In a non-aqueous electrolyte solution containing an electrolyte and a non-aqueous solvent that dissolves the electrolyte, the non-aqueous electrolyte solution contains 0.001% by volume or more and less than 2% by volume of the compound represented by the following general formula (1) A non-aqueous electrolyte characterized by containing.

(In General Formula (1), R ¹ and R ² each independently have an ether bond in the structure, and may be substituted with a fluorine atom.
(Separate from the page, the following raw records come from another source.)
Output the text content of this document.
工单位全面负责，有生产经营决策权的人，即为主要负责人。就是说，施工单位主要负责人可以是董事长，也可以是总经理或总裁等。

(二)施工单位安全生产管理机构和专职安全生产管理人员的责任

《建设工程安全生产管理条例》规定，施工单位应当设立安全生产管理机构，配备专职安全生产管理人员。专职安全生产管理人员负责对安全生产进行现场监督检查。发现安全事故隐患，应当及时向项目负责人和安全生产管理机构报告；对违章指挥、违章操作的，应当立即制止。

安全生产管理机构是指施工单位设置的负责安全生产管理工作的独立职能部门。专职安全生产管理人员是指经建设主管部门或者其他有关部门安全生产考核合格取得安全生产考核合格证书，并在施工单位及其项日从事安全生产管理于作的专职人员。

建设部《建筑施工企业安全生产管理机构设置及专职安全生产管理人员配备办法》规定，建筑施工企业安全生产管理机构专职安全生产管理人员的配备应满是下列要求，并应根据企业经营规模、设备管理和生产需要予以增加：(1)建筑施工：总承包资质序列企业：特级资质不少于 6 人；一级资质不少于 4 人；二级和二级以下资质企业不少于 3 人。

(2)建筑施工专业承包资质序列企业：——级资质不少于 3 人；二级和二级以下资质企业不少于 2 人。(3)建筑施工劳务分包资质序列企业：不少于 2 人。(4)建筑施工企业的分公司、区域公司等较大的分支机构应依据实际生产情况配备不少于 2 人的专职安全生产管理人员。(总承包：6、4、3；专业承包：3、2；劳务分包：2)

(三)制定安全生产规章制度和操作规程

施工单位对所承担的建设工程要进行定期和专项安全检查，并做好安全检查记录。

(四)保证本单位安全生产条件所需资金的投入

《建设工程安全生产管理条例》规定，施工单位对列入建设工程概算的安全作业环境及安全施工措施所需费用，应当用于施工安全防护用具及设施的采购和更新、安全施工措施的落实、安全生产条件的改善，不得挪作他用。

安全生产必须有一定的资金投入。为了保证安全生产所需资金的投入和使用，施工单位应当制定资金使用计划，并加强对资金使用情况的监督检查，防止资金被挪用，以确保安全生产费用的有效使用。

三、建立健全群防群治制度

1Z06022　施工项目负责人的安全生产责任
R ³ represents an alkyl group having 1 to 12 carbon atoms which may be substituted with a fluorine atom.) In a non-aqueous electrolyte solution containing an electrolyte and a non-aqueous solvent that dissolves the electrolyte, the non-aqueous electrolyte solution contains 0.001% by volume or more and less than 10% by volume of the compound represented by the following general formula (1) in the non-aqueous solvent. A non-aqueous electrolytic solution containing a cyclic carbonate having an unsaturated bond in the electrolytic solution.

(In the general formula (1), R ¹ , R ² and R ³ are as defined above.)   A non-aqueous electrolyte battery comprising a negative electrode and a positive electrode capable of inserting and extracting lithium ions, and a non-aqueous electrolyte solution, wherein the non-aqueous electrolyte solution is the non-aqueous electrolyte solution according to claim 1 or 2. A non-aqueous electrolyte battery.